Sa plaquette de présentation 2008 mentionne : "Le dernier trimestre 2008 a été marqué par les conséquences sur le marché de l'art de la violente crise internationale qui a particulièrement touché l'art moderne et contemporain qui sont depuis sa création au cœur de la croissance d'Artcurial Briest Poulain F. Tajan. Malgré ce fléchissement, la maison de vente parvient à limiter les effets de la crise grâce au développement de départements moins sensibles à la conjoncture". Celle de 2009 indique : "La première maison française maintient sa place pour la sixième année consécutive dans le trio de tête des maisons de vente aux enchères et parvient à limiter la baisse généralement constatée sur le marché. Néanmoins, comme le constatent Francis Briest et François Tajan, co-présidents de la maison de vente, "le marché de l'art tire son épingle du jeu par rapport aux autres valeurs patrimoniales telles que l'immobilier ou la finance". Ce retour à un exercice "normal" après quelques années d'euphorie, consacre la collection comme principal vecteur de séduction et de conviction auprès d'acheteurs de plus en plus sélectifs".

Enfin, le rapport du collège de présidence à l'assemblée générale extraordinaire du 25 juin 2009 de la société Artcurial Briest Poulain Tajan SAS est éloquent quant aux causes des difficultés rencontrées en 2008 par la société, qui n'ont aucun rapport avec M. Le Fur : "Le marché de l'art et en particulier les départements liés aux œuvres d'art du 20ème siècle a été particulièrement touché par la conjoncture internationale.

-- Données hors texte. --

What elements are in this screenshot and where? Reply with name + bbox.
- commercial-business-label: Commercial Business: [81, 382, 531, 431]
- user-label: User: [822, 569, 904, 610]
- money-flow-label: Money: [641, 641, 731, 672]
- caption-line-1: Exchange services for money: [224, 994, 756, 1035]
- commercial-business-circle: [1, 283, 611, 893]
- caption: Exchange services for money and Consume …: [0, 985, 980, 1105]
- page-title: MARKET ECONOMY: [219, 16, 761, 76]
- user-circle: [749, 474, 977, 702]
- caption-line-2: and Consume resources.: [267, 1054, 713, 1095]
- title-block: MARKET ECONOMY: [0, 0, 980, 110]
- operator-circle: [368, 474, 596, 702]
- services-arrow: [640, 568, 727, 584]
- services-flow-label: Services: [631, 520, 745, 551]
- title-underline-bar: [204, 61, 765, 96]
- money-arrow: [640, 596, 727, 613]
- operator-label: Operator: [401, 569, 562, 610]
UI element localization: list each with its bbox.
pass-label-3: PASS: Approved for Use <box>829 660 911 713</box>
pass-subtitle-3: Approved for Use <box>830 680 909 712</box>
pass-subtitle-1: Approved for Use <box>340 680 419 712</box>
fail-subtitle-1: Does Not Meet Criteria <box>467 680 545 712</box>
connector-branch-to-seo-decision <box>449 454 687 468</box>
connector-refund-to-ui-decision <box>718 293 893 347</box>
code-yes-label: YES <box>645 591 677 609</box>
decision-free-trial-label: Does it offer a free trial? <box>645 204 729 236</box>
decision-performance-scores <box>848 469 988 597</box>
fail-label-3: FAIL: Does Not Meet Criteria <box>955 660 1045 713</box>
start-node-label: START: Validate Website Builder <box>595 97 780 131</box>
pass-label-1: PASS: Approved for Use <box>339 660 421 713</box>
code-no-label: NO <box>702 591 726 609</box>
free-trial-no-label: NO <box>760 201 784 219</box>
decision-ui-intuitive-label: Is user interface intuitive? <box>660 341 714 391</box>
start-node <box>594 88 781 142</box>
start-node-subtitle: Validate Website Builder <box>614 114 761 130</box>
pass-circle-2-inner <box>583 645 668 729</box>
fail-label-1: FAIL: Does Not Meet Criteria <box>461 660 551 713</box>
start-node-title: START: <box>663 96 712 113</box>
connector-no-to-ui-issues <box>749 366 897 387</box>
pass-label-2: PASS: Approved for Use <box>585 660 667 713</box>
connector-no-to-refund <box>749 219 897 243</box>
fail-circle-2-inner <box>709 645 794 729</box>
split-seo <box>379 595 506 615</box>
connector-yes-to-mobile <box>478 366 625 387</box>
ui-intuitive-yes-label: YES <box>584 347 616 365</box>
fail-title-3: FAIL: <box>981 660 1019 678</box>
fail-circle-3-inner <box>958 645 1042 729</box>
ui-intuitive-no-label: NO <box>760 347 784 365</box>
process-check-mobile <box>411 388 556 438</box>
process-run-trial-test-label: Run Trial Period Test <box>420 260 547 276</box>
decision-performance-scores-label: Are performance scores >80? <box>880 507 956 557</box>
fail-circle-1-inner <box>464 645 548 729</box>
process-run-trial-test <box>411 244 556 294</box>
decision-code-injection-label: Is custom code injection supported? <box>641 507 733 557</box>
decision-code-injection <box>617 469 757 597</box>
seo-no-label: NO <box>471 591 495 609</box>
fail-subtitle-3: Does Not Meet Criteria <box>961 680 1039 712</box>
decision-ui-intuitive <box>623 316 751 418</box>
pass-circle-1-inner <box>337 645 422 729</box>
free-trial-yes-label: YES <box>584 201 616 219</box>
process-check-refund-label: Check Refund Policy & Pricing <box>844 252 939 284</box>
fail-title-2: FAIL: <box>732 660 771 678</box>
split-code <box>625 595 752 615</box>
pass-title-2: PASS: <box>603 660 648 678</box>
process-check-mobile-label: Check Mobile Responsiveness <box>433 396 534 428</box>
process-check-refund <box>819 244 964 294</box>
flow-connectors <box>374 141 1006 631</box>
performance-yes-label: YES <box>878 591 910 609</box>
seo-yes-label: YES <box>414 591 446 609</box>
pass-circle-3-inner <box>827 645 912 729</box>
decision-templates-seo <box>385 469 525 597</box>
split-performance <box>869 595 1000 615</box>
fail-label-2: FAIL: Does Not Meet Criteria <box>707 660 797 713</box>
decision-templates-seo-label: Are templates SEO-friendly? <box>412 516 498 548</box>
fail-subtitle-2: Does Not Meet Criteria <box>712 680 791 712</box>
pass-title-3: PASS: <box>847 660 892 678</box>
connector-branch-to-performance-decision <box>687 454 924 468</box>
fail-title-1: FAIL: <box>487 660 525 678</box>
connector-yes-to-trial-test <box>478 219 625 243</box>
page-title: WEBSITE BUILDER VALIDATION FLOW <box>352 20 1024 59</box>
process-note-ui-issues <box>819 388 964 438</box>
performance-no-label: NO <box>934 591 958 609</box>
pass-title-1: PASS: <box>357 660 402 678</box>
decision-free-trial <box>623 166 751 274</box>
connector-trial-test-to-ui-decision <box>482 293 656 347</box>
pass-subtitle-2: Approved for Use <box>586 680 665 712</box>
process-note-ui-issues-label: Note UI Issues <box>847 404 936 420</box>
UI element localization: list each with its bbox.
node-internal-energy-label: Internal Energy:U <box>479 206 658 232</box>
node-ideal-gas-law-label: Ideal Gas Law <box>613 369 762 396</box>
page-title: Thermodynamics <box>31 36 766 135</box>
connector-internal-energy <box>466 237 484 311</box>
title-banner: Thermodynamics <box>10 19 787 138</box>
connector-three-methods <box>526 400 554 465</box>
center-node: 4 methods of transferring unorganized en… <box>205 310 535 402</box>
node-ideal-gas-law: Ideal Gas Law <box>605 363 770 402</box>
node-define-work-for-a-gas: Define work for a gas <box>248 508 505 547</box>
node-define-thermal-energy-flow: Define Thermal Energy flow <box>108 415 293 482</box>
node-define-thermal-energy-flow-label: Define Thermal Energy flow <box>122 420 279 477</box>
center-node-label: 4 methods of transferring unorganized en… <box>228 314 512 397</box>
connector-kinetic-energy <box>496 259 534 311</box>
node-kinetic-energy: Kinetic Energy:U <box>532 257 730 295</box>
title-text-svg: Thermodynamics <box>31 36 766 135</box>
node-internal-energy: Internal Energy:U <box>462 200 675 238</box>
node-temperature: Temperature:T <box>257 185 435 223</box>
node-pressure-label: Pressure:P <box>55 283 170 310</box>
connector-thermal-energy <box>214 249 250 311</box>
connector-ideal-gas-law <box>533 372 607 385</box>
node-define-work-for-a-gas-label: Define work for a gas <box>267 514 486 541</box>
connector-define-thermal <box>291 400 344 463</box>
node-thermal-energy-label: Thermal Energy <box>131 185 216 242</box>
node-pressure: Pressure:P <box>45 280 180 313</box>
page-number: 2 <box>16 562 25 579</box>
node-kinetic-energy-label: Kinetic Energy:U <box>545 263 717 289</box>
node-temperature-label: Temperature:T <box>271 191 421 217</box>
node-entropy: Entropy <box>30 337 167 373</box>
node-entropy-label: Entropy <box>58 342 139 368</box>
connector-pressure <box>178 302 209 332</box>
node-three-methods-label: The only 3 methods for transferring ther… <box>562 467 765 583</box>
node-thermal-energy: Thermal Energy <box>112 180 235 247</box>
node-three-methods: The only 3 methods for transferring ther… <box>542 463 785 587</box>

La société a subi au deuxième semestre 2008 une baisse importante de son activité. Cette contre-performance, spécialement durant les ventes de fin octobre 2008, a provoqué une baisse significative du résultat d'exploitation, les charges n'ayant pu être ajustées dans les mêmes délais".

Il résulte de l'ensemble de ces éléments que la société Artcurial ne démontre pas l'existence d'un préjudice résultant pour elle de la réinstallation de M. Le Fur à proximité pour exercer la même activité et ne rapporte donc pas la preuve de l'éviction dont elle se prévaut.

En conclusion, il y a lieu d'infirmer le jugement dont appel sauf en ce que le tribunal s'est déclaré compétent et en ce qu'il a débouté la société Artcurial de sa demande au titre de la garantie d'éviction, et statuant à nouveau, de dire que l'engagement de non concurrence du 15 mai 2002 est nul et de nul effet, du moins en ce qui concerne sa seconde partie, à compter du 15 mai 2007, c'est à dire pour la période postérieure à la cessation de la collaboration de M. Le Fur et de débouter la société Artcurial de l'ensemble de ses demandes.

L'équité commande d'allouer à M. Le Fur et à la société Auctionart-Remy Le Fur & Associés, chacun une indemnité de 10 000 euro au titre de l'article 700 du Code de procédure civile.

Par ces motifs : Et, adoptant ceux non contraires des premiers juges, LA COUR, statuant publiquement, contradictoirement et en dernier ressort, Infirme le jugement déféré, sauf en ce qu'il s'est déclaré compétent et en ce qu'il a débouté la société Artcurial de sa demande au titre de la garantie d'éviction, Statuant à nouveau, Dit que l'engagement de non concurrence du 15 mai 2002 est nul et de nul effet, du moins en ce qui concerne sa seconde partie, à compter du 15 mai 2007, c'est à dire pour la période postérieure à la cessation de la collaboration de M. Rémy Le Fur, Deboute la société Artcurial de l'ensemble de ses demandes, Condamne la société Artcurial à payer à M. Rémy Le Fur et à la société Auctionart-Remy Le Fur & Associés, chacun, la somme de 10 000 euro au titre de l'article 700 du Code de procédure civile, Condamne la société Artcurial aux dépens de première instance et d'appel, qui seront recouvrés conformément aux dispositions de l'article 699 du Code de procédure civile.